Dhokla From Idli Batter Recipe
This recipe of 'dhokla' is ideal to make if there is any leftover 'idli' batter and you are tired of making 'idlis'. The result is white 'dhokla' that tastes awesome with either Coriander Chutney or with the South Indian Chutney. Serve warm or at room temperature. Both ways, it tastes very good.
- Idli batter - 2 cups
- Gram flour (Besan) - 2 tbsp
- Ginger - 1 tsp, grated
- Green chilies - 2, finely crushed
- Salt - To taste
- Bicarbonate of soda - 1/2 tsp
- Oil - 2 tsp
- Rai (small sized mustard seeds) - 3/4 tsp
- Aasafoetida (Hing) - 1/4 tsp
- Sesame seeds - 1 tsp
- For 2 cups of idli batter, add 2 tbsp gram flour and mix well.

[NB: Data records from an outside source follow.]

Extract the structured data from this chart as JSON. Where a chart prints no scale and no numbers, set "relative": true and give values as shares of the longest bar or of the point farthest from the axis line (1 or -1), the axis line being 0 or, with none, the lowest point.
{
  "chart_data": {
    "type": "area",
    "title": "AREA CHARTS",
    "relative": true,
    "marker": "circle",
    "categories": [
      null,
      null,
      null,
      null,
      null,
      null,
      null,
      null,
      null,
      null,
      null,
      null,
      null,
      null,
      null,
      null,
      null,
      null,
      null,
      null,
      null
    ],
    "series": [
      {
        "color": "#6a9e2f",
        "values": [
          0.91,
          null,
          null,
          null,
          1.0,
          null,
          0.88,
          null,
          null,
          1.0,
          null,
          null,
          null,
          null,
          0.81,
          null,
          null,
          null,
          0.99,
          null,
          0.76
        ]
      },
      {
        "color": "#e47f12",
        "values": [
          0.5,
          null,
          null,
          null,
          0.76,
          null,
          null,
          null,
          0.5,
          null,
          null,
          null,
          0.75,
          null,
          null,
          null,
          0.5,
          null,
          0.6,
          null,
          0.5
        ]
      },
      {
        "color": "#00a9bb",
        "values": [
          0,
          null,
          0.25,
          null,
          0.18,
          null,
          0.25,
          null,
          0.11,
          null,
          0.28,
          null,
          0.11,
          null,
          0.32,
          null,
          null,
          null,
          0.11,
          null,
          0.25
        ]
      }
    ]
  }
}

- Cover and keep overnight in a warm place for fermentation.
- Next morning, the batter would have risen a bit.
- Add grated ginger, crushed green chilies, and salt (remember that the left over idli batter already has some salt).
- Add sodium bicarbonate and whisk nicely with a spoon for 1-2 minutes.

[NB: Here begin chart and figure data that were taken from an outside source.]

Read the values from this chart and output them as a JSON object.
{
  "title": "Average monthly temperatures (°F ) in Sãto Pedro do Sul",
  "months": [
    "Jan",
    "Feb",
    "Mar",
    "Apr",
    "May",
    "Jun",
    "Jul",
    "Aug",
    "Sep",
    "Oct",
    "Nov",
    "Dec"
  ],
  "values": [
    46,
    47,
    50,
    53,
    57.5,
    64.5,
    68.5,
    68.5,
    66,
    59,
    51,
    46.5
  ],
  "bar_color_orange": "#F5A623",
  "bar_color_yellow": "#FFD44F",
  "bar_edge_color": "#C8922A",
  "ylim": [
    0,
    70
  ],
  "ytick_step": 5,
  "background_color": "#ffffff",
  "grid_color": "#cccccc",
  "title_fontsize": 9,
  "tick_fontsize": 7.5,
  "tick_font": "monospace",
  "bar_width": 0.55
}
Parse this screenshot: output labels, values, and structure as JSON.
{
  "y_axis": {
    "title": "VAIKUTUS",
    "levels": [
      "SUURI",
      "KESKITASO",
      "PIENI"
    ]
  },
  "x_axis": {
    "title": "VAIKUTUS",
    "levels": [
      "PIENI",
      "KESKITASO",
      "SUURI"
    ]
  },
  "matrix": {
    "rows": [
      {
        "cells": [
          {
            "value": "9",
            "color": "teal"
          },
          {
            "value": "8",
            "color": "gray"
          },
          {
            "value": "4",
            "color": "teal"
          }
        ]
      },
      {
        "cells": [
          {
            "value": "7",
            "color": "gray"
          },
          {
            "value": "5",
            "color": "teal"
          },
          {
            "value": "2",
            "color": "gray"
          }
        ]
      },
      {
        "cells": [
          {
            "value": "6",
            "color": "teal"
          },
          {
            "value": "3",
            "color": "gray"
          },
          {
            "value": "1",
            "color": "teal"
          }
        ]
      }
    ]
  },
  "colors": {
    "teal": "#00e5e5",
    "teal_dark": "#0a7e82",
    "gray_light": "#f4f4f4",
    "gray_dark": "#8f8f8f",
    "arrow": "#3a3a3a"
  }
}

- Transfer to a flat bottom pot that has been lightly greased with some oil, and can fit inside a pressure cooker.
- Cook in a pressure cooker for 15 minutes, on high heat, without keeping the pressure or the whistle. Remember to start the timer only after a steady jet of steam starts coming out of the pressure cooker.
- After 15 minutes, turn off the heat, wait for a few minutes, and then open the lid.

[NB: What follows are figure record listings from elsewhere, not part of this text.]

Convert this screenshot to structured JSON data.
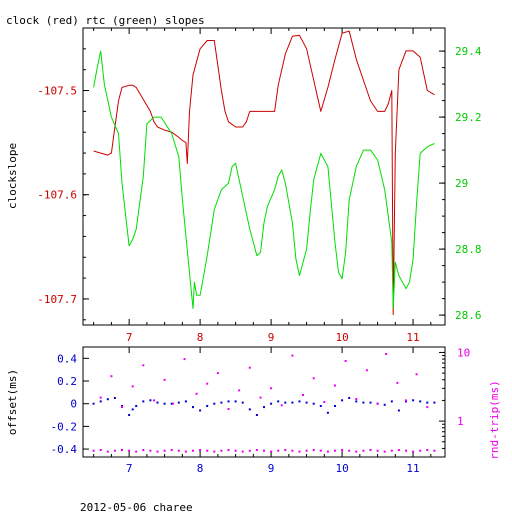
{
  "chart_data": [
    {
      "type": "line",
      "title": "clock (red) rtc (green) slopes",
      "ylabel": "clockslope",
      "x_ticks": [
        "7",
        "8",
        "9",
        "10",
        "11"
      ],
      "xlim": [
        6.35,
        11.45
      ],
      "ylim_left": [
        -107.725,
        -107.44
      ],
      "yticks_left": [
        "-107.5",
        "-107.6",
        "-107.7"
      ],
      "ylim_right": [
        28.57,
        29.47
      ],
      "yticks_right": [
        "28.6",
        "28.8",
        "29",
        "29.2",
        "29.4"
      ],
      "colors": {
        "clock": "#cc0000",
        "rtc": "#00dd00",
        "axis": "#000000"
      },
      "series": [
        {
          "name": "clock (red)",
          "axis": "left",
          "color": "#cc0000",
          "x": [
            6.5,
            6.6,
            6.7,
            6.75,
            6.8,
            6.85,
            6.9,
            7.0,
            7.05,
            7.1,
            7.3,
            7.35,
            7.4,
            7.5,
            7.6,
            7.7,
            7.75,
            7.8,
            7.82,
            7.85,
            7.9,
            8.0,
            8.1,
            8.2,
            8.3,
            8.35,
            8.4,
            8.5,
            8.6,
            8.65,
            8.7,
            8.8,
            8.9,
            9.0,
            9.05,
            9.1,
            9.2,
            9.3,
            9.4,
            9.5,
            9.7,
            9.8,
            9.9,
            10.0,
            10.1,
            10.2,
            10.3,
            10.4,
            10.5,
            10.6,
            10.65,
            10.7,
            10.72,
            10.75,
            10.8,
            10.9,
            11.0,
            11.1,
            11.2,
            11.3
          ],
          "y": [
            -107.558,
            -107.56,
            -107.562,
            -107.56,
            -107.535,
            -107.51,
            -107.497,
            -107.495,
            -107.495,
            -107.497,
            -107.52,
            -107.53,
            -107.535,
            -107.538,
            -107.54,
            -107.545,
            -107.548,
            -107.55,
            -107.57,
            -107.52,
            -107.485,
            -107.46,
            -107.452,
            -107.452,
            -107.5,
            -107.52,
            -107.53,
            -107.535,
            -107.535,
            -107.53,
            -107.52,
            -107.52,
            -107.52,
            -107.52,
            -107.52,
            -107.495,
            -107.465,
            -107.448,
            -107.447,
            -107.46,
            -107.52,
            -107.497,
            -107.47,
            -107.445,
            -107.443,
            -107.47,
            -107.49,
            -107.51,
            -107.52,
            -107.52,
            -107.513,
            -107.5,
            -107.715,
            -107.56,
            -107.48,
            -107.462,
            -107.462,
            -107.468,
            -107.5,
            -107.504
          ]
        },
        {
          "name": "rtc (green)",
          "axis": "right",
          "color": "#00dd00",
          "x": [
            6.5,
            6.55,
            6.6,
            6.65,
            6.75,
            6.85,
            6.9,
            7.0,
            7.05,
            7.1,
            7.2,
            7.25,
            7.35,
            7.45,
            7.6,
            7.7,
            7.75,
            7.8,
            7.9,
            7.92,
            7.95,
            8.0,
            8.1,
            8.2,
            8.3,
            8.4,
            8.45,
            8.5,
            8.6,
            8.7,
            8.8,
            8.85,
            8.9,
            8.95,
            9.05,
            9.1,
            9.15,
            9.2,
            9.3,
            9.35,
            9.4,
            9.5,
            9.55,
            9.6,
            9.7,
            9.8,
            9.9,
            9.95,
            10.0,
            10.05,
            10.1,
            10.2,
            10.3,
            10.4,
            10.5,
            10.6,
            10.7,
            10.72,
            10.75,
            10.8,
            10.9,
            10.95,
            11.0,
            11.05,
            11.1,
            11.2,
            11.3
          ],
          "y": [
            29.29,
            29.35,
            29.4,
            29.3,
            29.2,
            29.15,
            29.0,
            28.81,
            28.83,
            28.86,
            29.02,
            29.18,
            29.2,
            29.2,
            29.15,
            29.08,
            28.95,
            28.84,
            28.62,
            28.7,
            28.66,
            28.66,
            28.78,
            28.92,
            28.98,
            29.0,
            29.05,
            29.06,
            28.96,
            28.86,
            28.78,
            28.79,
            28.88,
            28.93,
            28.98,
            29.02,
            29.04,
            29.0,
            28.88,
            28.77,
            28.72,
            28.8,
            28.91,
            29.01,
            29.09,
            29.05,
            28.82,
            28.73,
            28.71,
            28.79,
            28.95,
            29.05,
            29.1,
            29.1,
            29.07,
            28.98,
            28.82,
            28.62,
            28.76,
            28.72,
            28.68,
            28.7,
            28.77,
            28.94,
            29.09,
            29.11,
            29.12
          ]
        }
      ]
    },
    {
      "type": "scatter",
      "xlabel": "2012-05-06 charee",
      "ylabel_left": "offset(ms)",
      "ylabel_right": "rnd-trip(ms)",
      "x_ticks": [
        "7",
        "8",
        "9",
        "10",
        "11"
      ],
      "xlim": [
        6.35,
        11.45
      ],
      "ylim_left": [
        -0.47,
        0.5
      ],
      "yticks_left": [
        "0.4",
        "0.2",
        "0",
        "-0.2",
        "-0.4"
      ],
      "ylim_right_log": [
        0.3,
        12
      ],
      "yticks_right": [
        "10",
        "1"
      ],
      "colors": {
        "offset": "#0000cc",
        "rndtrip": "#ee00ee"
      },
      "series": [
        {
          "name": "offset(ms)",
          "axis": "left",
          "color": "#0000cc",
          "x": [
            6.5,
            6.6,
            6.7,
            6.8,
            6.9,
            7.0,
            7.05,
            7.1,
            7.2,
            7.3,
            7.4,
            7.5,
            7.6,
            7.7,
            7.8,
            7.9,
            8.0,
            8.1,
            8.2,
            8.3,
            8.4,
            8.5,
            8.6,
            8.7,
            8.8,
            8.9,
            9.0,
            9.1,
            9.2,
            9.3,
            9.4,
            9.5,
            9.6,
            9.7,
            9.8,
            9.9,
            10.0,
            10.1,
            10.2,
            10.3,
            10.4,
            10.5,
            10.6,
            10.7,
            10.8,
            10.9,
            11.0,
            11.1,
            11.2,
            11.3
          ],
          "y": [
            0.0,
            0.02,
            0.04,
            0.05,
            -0.02,
            -0.1,
            -0.05,
            -0.02,
            0.02,
            0.03,
            0.01,
            0.0,
            0.0,
            0.01,
            0.02,
            -0.03,
            -0.06,
            -0.02,
            0.0,
            0.01,
            0.02,
            0.02,
            0.01,
            -0.05,
            -0.1,
            -0.03,
            0.0,
            0.02,
            0.01,
            0.01,
            0.02,
            0.01,
            0.0,
            -0.02,
            -0.08,
            -0.02,
            0.03,
            0.05,
            0.02,
            0.01,
            0.01,
            0.0,
            -0.01,
            0.02,
            -0.06,
            0.02,
            0.03,
            0.02,
            0.01,
            0.01
          ]
        },
        {
          "name": "rnd-trip(ms)",
          "axis": "right",
          "color": "#ee00ee",
          "x": [
            6.5,
            6.6,
            6.7,
            6.8,
            6.9,
            7.0,
            7.1,
            7.2,
            7.3,
            7.4,
            7.5,
            7.6,
            7.7,
            7.8,
            7.9,
            8.0,
            8.1,
            8.2,
            8.3,
            8.4,
            8.5,
            8.6,
            8.7,
            8.8,
            8.9,
            9.0,
            9.1,
            9.2,
            9.3,
            9.4,
            9.5,
            9.6,
            9.7,
            9.8,
            9.9,
            10.0,
            10.1,
            10.2,
            10.3,
            10.4,
            10.5,
            10.6,
            10.7,
            10.8,
            10.9,
            11.0,
            11.1,
            11.2,
            11.3
          ],
          "y": [
            0.37,
            0.38,
            0.36,
            0.37,
            0.38,
            0.37,
            0.36,
            0.38,
            0.37,
            0.36,
            0.37,
            0.38,
            0.37,
            0.36,
            0.37,
            0.38,
            0.37,
            0.36,
            0.37,
            0.38,
            0.37,
            0.36,
            0.37,
            0.38,
            0.37,
            0.36,
            0.37,
            0.38,
            0.37,
            0.36,
            0.37,
            0.38,
            0.37,
            0.36,
            0.37,
            0.38,
            0.37,
            0.36,
            0.37,
            0.38,
            0.37,
            0.36,
            0.37,
            0.38,
            0.37,
            0.36,
            0.37,
            0.38,
            0.37
          ]
        },
        {
          "name": "rnd-trip(ms) outliers",
          "axis": "right",
          "color": "#ee00ee",
          "x": [
            6.6,
            6.75,
            6.9,
            7.05,
            7.2,
            7.35,
            7.5,
            7.62,
            7.78,
            7.95,
            8.1,
            8.25,
            8.4,
            8.55,
            8.7,
            8.85,
            9.0,
            9.15,
            9.3,
            9.45,
            9.6,
            9.75,
            9.9,
            10.05,
            10.2,
            10.35,
            10.5,
            10.62,
            10.78,
            10.9,
            11.05,
            11.2
          ],
          "y": [
            2.2,
            4.5,
            1.6,
            3.2,
            6.5,
            2.0,
            4.0,
            1.8,
            8.0,
            2.5,
            3.5,
            5.0,
            1.5,
            2.8,
            6.0,
            2.2,
            3.0,
            1.7,
            9.0,
            2.4,
            4.2,
            1.9,
            3.3,
            7.5,
            2.1,
            5.5,
            1.8,
            9.5,
            3.6,
            2.0,
            4.8,
            1.6
          ]
        }
      ]
    }
  ]
}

- Remove the dhokla and allow to cool completely.
- In a pan, heat 2 tsp oil and add 'rai'.
- After the 'rai' stops spluttering, reduce the heat to low and add asafoetida, and sesame seeds.
- Stir fry till the sesame seeds become light brown in color.
- Add 3 tbsp of water and bring to boil.
- Add little salt, just for the water added above, and turn off the heat.
- Allow this seasoning to cool completely.
- Use a knife to release the dhokla from the edges of the pot and then cut into small cubes.
- Add the cooled seasoning from step 13, all over the surface of cut dhokla. Allow to sit for 5 minutes.
- Carefully remove all the cubes on to another plate.
- The delicious 'dhokla' from 'idli' batter is ready to serve.
- Serve with Coriander Chutney or South Indian Chutney.